In 2020, ViacomCBS (now known as Paramount Skydance) bought a 49% stake in Miramax (which was taken over by Qatari company beIN in 2016), with this deal giving Paramount worldwide distribution rights to Chasing Amy and the rest of the Miramax catalog. Paramount subsequently reissued the film on DVD and Blu-Ray in 2021, and made it available on their subscription streaming service Paramount+. It was also made available on Paramount's free streaming service Pluto TV.

==Novel==
In Japan, the screenplay of Chasing Amy was adapted into a novel by Kenichi Eguchi and published by Aoyama Publishing.
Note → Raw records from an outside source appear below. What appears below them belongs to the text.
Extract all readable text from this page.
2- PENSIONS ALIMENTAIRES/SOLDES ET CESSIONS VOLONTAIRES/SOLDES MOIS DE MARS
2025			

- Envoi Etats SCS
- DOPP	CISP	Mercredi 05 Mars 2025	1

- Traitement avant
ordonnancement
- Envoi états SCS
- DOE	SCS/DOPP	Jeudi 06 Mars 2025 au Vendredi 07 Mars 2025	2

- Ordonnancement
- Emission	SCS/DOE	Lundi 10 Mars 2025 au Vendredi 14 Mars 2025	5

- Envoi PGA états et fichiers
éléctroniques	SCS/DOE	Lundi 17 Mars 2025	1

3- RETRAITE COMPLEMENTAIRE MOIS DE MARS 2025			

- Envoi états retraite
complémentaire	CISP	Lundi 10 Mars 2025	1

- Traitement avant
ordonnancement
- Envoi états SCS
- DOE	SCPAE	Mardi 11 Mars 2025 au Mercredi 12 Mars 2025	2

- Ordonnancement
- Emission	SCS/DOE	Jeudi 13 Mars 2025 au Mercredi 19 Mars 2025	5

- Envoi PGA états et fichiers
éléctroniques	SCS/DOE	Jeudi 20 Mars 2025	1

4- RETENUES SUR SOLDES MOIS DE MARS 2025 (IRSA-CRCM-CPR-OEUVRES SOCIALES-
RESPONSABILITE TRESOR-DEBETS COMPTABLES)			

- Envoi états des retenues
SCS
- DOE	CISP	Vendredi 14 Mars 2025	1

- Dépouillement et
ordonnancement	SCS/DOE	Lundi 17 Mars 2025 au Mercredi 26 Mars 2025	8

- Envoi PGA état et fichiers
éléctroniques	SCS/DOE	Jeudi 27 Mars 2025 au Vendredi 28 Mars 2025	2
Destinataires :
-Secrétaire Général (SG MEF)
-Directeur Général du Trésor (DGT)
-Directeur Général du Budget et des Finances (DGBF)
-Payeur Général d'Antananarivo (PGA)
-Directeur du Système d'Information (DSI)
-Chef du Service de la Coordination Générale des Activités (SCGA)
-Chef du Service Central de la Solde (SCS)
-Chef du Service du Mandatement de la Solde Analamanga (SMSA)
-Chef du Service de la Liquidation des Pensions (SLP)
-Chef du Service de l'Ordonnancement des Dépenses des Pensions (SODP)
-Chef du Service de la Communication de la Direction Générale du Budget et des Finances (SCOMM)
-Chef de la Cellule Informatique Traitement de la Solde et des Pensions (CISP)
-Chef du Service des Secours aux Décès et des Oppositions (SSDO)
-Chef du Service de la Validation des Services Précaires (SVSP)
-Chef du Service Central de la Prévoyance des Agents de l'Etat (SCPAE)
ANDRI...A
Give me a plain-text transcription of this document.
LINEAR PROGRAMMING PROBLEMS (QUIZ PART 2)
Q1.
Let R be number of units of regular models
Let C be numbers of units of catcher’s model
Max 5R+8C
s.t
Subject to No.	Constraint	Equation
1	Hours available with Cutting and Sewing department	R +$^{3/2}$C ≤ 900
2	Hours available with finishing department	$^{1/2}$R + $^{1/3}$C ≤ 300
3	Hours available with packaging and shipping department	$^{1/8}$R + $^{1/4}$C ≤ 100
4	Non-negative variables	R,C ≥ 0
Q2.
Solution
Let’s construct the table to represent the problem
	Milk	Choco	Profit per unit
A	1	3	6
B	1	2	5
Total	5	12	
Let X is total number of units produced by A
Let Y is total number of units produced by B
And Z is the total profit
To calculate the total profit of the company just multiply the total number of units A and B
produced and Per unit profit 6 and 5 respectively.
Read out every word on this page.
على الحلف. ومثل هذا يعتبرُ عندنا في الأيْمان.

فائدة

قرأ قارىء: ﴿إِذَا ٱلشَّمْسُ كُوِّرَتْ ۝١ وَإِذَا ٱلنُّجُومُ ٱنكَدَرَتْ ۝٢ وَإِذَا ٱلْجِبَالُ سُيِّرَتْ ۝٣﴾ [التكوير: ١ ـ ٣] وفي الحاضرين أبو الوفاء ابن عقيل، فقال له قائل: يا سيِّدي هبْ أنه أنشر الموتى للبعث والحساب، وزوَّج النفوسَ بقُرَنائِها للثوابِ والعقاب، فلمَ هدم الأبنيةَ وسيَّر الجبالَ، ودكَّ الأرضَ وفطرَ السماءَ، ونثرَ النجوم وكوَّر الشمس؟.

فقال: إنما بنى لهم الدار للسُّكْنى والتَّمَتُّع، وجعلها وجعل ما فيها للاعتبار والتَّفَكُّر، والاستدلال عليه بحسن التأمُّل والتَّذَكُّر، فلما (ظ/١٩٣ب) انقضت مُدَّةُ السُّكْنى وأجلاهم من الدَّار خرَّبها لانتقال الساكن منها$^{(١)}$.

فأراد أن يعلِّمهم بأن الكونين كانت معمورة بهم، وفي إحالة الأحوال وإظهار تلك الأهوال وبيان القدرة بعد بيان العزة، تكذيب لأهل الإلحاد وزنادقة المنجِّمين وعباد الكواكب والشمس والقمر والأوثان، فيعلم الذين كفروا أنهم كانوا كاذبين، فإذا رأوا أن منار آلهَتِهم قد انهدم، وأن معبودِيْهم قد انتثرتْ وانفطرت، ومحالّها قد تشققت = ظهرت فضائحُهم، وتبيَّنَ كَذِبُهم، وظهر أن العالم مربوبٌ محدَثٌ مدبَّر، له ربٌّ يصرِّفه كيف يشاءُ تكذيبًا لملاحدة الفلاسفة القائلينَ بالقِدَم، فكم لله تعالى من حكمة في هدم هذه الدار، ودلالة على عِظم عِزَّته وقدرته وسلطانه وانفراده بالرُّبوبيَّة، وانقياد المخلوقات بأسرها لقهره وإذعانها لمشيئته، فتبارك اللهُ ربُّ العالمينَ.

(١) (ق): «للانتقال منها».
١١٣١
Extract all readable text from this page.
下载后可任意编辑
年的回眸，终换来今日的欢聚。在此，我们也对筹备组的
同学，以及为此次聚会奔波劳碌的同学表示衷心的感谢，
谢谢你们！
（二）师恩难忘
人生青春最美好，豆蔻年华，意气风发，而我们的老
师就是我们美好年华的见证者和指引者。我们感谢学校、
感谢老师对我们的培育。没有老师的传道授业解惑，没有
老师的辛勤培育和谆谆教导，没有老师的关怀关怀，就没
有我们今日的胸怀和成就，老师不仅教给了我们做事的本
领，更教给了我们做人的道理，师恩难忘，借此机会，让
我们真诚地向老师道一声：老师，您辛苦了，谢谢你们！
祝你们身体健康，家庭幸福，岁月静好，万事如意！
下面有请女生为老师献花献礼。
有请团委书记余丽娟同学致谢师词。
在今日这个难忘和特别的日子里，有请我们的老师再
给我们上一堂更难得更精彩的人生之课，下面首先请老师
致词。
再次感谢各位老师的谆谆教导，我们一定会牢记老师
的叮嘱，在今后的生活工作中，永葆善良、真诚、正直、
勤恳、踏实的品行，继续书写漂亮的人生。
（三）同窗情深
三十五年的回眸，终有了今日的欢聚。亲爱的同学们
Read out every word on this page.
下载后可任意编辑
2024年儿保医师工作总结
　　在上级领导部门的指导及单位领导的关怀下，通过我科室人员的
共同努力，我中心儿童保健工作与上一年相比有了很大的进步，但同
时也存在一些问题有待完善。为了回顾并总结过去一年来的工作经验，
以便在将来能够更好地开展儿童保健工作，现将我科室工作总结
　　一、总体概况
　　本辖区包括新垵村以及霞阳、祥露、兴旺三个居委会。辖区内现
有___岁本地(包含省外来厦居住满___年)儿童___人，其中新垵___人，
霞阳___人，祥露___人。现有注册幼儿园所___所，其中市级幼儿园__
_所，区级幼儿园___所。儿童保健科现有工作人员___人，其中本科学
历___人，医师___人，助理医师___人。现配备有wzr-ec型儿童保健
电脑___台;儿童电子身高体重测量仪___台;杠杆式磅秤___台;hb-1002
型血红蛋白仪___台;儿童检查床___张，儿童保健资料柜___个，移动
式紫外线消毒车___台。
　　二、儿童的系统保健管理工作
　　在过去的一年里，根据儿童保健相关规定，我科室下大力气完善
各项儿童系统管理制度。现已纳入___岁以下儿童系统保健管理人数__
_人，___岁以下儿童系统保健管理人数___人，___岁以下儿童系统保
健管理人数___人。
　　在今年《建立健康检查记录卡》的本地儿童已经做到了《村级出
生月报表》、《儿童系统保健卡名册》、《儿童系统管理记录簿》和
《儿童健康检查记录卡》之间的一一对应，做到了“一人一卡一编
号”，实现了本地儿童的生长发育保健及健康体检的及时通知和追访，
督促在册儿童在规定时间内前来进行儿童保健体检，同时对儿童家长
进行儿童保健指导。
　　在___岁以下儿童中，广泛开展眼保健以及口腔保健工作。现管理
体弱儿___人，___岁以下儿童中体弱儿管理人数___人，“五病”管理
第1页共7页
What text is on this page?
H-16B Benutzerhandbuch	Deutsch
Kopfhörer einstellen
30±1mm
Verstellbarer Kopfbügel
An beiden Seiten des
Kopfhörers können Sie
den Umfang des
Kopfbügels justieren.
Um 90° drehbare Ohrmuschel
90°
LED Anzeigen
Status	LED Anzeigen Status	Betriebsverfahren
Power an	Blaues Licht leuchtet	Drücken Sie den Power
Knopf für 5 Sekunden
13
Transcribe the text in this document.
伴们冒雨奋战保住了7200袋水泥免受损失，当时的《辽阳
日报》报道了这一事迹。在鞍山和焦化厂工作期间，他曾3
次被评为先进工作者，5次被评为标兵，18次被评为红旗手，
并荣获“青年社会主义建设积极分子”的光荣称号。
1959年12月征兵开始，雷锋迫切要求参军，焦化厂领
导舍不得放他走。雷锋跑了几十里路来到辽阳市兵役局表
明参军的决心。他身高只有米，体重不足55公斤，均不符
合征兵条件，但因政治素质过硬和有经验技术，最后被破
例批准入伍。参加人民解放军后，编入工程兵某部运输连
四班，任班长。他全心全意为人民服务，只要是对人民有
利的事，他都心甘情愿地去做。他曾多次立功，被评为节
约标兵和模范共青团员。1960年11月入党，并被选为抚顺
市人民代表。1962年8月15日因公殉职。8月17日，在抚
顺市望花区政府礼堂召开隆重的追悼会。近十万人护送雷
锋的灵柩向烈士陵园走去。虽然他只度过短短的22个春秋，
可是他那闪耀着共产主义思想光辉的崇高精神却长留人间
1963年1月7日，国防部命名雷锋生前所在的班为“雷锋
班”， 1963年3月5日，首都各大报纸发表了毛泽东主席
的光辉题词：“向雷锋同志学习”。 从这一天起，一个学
The unique concept of the book is that it is roughly half-novel, half-manga, with Moyoko Anno providing the art for the comic book pages. In an episode of SModcast, Smith revealed that while he was thrilled to have a manga based on his film, he was shocked when he read the novelization, as the characters' sexual histories, which are just mentioned in conversation in the film, are depicted in the novel's manga illustrations as sexually graphic flashbacks.

Smith had the original screenplay published along with his Clerks script from Miramax Books.

==Soundtrack==
The film had no soundtrack album released; however, many songs appear in the movie, including "Alive,"; the song written and performed by Joey Lauren Adams in character as Alyssa, cover of The Cars' "Let's Go" performed by Ernie Isley, "The Impression That I Get" by The Mighty Mighty Bosstones, "Run's House" by Run-DMC and other songs by artists such as Public Enemy, The Hang Ups, Gwen Guthrie and Liz Phair.

Two songs by the band Soul Asylum are featured in the film: "Lucky One" and "We 3". The band had previously contributed the song Can't Even Tell to the soundtrack of Smith's 1994 debut film Clerks. Frontman Dave Pirner composed the incidental music for the film along with the film's theme song, "Tube of Wonderful," which plays over the opening credits. The song reappears in Smith's 2001 film Jay and Silent Bob Strike Back, as well as its 2019 reboot Jay and Silent Bob Reboot, both times introducing the character Holden McNeil.

The music video for the song "Have You Seen Mary", performed by the band Sponge, features several scenes of the film. In Chasing Amy, the song is played in the scene while Holden and Hooper are at Jack's Music Shoppe.

==Cultural references==
In a scene originally written for Mallrats, several principal characters share memories of sexual escapades gone awry. This scene reveals the character's own emotional "sex scars" and was purposefully created—down to the style of dialogue and set dressing—to mirror a scene from Steven Spielberg's Jaws in which Quint and Hooper share the physical scars they've both earned from encounters with sharks. However, in this film it's used with Alyssa and Banky.